Did Hitler actually see the military possibilities of these few dozen small vehicles? More likely he was taken by their potential for reinforcing his comprehensive propaganda campaigns, domestic and foreign, in the same context as his admonition to Göring that numbers of planes took precedence over their types and combat value. Certainly he did nothing specific to expand the armored force as such. The High Command and the General Staff took care of that on their own. In 1934, as the original seven Reichswehr divisions began to triple themselves, their motor battalions produced fourteen antitank battalions and seven motorized reconnaissance battalions.
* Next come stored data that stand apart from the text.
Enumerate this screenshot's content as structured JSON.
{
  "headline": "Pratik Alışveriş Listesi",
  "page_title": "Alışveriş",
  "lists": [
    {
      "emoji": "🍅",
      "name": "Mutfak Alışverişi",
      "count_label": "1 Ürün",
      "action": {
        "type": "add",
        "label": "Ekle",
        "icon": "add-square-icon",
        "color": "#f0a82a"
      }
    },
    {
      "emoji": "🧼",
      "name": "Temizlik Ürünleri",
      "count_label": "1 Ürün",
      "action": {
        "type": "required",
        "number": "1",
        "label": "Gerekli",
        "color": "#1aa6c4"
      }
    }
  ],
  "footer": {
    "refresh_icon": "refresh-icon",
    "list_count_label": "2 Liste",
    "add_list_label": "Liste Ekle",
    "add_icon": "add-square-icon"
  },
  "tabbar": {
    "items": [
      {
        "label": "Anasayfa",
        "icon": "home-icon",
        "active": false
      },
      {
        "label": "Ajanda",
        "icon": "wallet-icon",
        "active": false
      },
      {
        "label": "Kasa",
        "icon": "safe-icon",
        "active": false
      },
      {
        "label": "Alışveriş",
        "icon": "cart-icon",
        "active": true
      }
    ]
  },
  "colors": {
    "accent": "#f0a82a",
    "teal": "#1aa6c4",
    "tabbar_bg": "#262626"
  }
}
The 1st and 2nd Cavalry Divisions took delivery of several hundred motor vehicles. The 3rd not only traded in its horses altogether, but came under command of the Inspectorate of Motorized Combat Troops.
That last was the result of a suggestion made by one of the army’s rising stars. Then-Brigadier General Walther von Reichenau is best known as one of Hitler’s early open sympathizers among the Reichswehr’s senior officers. He was also interested in motorization, and as an artillery specialist was concerned with keeping even an embryonic armored force from becoming too much a thing in itself. As chief of the Wehrmachtamt, he was in a position to influence policy. It was the kind of gesture Lutz welcomed as one of the preliminary steps intended to produce an armored force of three divisions, plus two or three independent tank brigades, by the end of 1938.
On July 1, 1934, the Inspectorate of Motor Combat troops was reorganized. The Inspectorate for Army Motorization was made responsible for overall supervision of the process. The Motor Combat Troops Command would control the projected panzer divisions, in effect becoming a corps-level field command. Lutz assumed command of both agencies; his ambitious amanuensis Heinz Guderian became Motor Combat Troops Chief of Staff—a fast-track posting, if the holder could develop it. Lutz had no doubts.
II
THE PROJECTED GERMAN force structures were hardly unique. France’s horsed cavalry divisions were not very different from the German models. Contemporary Polish mobilization plans projected mobile or “mixed divisions.” In the course of the decade, Austria, Czechoslovakia, Romania, and Bulgaria would collect their respective tank and motorized elements into ad hoc “fast divisions,” though these reflect available forces rather than any real doctrine. But the German stress on mobility, deep penetration, envelopment, and initiative was original. It reflected growing institutionalization of the concept that future campaigns would be decided at neither tactical nor strategic levels, but in the previously vaguely defined intermediate sphere of operations.